In a national security context, AI-enhanced security systems could be used to guarantee uptime of IT systems. “Think about nuclear command-and-control or air defense: if your system goes down for an hour, you may be dead,” says Kenneth Geers, senior research scientist at Comodo and a senior fellow and a NATO Cyber Centre ambassador. “Tanks, aircraft, and ships are nothing more than rolling, flying, and floating boxes of information technology. You cannot attack or defend your assets without properly functioning IT. Human investigations take months and years, but the success of cyber defense may be in milliseconds.”
Machine Learning as Arrow in Enterprise Quiver
Machine learning holds immense potential for controlling the spread of cyberattacks within organizations, Amitai explains. “Together with visibility into endpoint activity on the network, there is the option to automate cyber control mechanisms, such as cutting off vulnerable ports if there’s suspicious activity going on, or instantaneously installing necessary software patches that are missing,” he adds. “Therefore, while machine learning is great for understanding network behavior patterns, it’s even more valuable when it comes to controlling network activity to ensure network security policies are upheld.”
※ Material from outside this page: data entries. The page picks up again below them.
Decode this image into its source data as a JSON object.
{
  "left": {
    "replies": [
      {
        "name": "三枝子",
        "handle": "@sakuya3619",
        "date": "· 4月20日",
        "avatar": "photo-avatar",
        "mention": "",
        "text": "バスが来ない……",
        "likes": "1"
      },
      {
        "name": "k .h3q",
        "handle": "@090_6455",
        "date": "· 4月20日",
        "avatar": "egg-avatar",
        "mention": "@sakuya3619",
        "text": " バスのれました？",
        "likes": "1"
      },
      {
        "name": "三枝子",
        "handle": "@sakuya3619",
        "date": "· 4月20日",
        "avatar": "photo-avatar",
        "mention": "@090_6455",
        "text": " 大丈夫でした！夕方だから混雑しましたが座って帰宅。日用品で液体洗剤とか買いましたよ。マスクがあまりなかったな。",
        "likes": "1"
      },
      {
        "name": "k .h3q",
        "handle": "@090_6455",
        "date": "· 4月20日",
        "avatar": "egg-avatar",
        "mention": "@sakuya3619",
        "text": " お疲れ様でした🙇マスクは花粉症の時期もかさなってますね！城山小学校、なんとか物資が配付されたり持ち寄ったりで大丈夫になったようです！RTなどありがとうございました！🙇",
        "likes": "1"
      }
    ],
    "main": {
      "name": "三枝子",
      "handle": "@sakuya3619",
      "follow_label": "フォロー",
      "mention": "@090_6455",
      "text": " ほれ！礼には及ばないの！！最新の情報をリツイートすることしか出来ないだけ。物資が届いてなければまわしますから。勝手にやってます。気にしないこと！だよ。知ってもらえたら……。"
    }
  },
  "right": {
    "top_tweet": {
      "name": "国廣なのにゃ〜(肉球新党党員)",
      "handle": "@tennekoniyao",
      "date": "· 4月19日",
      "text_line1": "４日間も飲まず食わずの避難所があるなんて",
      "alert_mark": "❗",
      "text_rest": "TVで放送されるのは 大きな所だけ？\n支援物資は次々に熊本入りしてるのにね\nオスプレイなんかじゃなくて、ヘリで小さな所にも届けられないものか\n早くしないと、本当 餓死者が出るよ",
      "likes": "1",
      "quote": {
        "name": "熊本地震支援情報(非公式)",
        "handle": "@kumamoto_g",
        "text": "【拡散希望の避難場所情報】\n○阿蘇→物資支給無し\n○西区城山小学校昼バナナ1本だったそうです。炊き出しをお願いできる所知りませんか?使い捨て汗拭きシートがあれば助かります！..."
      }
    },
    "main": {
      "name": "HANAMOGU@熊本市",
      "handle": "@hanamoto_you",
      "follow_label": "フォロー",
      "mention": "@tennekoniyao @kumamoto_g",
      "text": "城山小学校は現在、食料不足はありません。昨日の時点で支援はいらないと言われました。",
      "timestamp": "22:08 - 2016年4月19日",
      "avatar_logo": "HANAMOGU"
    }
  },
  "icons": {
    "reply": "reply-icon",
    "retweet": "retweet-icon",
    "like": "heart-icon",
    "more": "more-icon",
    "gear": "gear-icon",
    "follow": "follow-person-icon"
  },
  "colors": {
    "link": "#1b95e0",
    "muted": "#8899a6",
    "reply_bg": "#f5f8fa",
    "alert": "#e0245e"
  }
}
At present, security operations are beginning to make greater use of machine-learning-based software to identify vulnerabilities, says Shaun Cooley, CTO of IoT and Industries at Cisco. His employer, for instance, uses machine learning in its internal vulnerability assessment and product testing, including static source code analysis and binary analysis of software. “Those are all commercial tools, so we have to assume that the guys on the other side of the fence are using those tools as well,” Cooley says. “If we fail to run those commercial tools against our products, the bad guys will be the first to run the commercial tools against our products,” he adds. “Again, it is a human error thing.”
Peter Tran, general manager and senior director at RSA Security, warns that even small inaccuracies in artificial intelligence algorithms can create significant problems. “AI and machine learning are only as good as the environment that they have to learn from. If the compass is off even one degree, AI’s ability to learn and defend networks gets off course exponentially. You end up with the equivalent to a grid blackout condition,” Tran says. “It’s like having your GPS navigate for you with the wrong map. This is the new reality for cyber counter intelligence,” Tran says.
Machine learning and artificial intelligence will undoubtedly be integral to the future IoT cybersecurity landscape. But the biggest threat might not be hackers armed to the hilt with malicious AI. “Again, it’s the human element that is critical here—whether it is humans being lax when training machine learning cybersecurity algorithms, losing control over powerful cyberweapons, humans corrupting machine learning through malicious inputs undetectable by human eyes, or humans believing that a given technology will make them safe,” McCleary says. “It won’t be long before machine learning is a requirement for the network of the future—but so will be understanding the psychological underpinnings of the cybersecurity chess game. In years to come, enterprise companies might want to plan on hiring AI safety experts to make sure their superintelligent AI security systems don't wind up becoming something like Skynet in the Terminator film franchise.”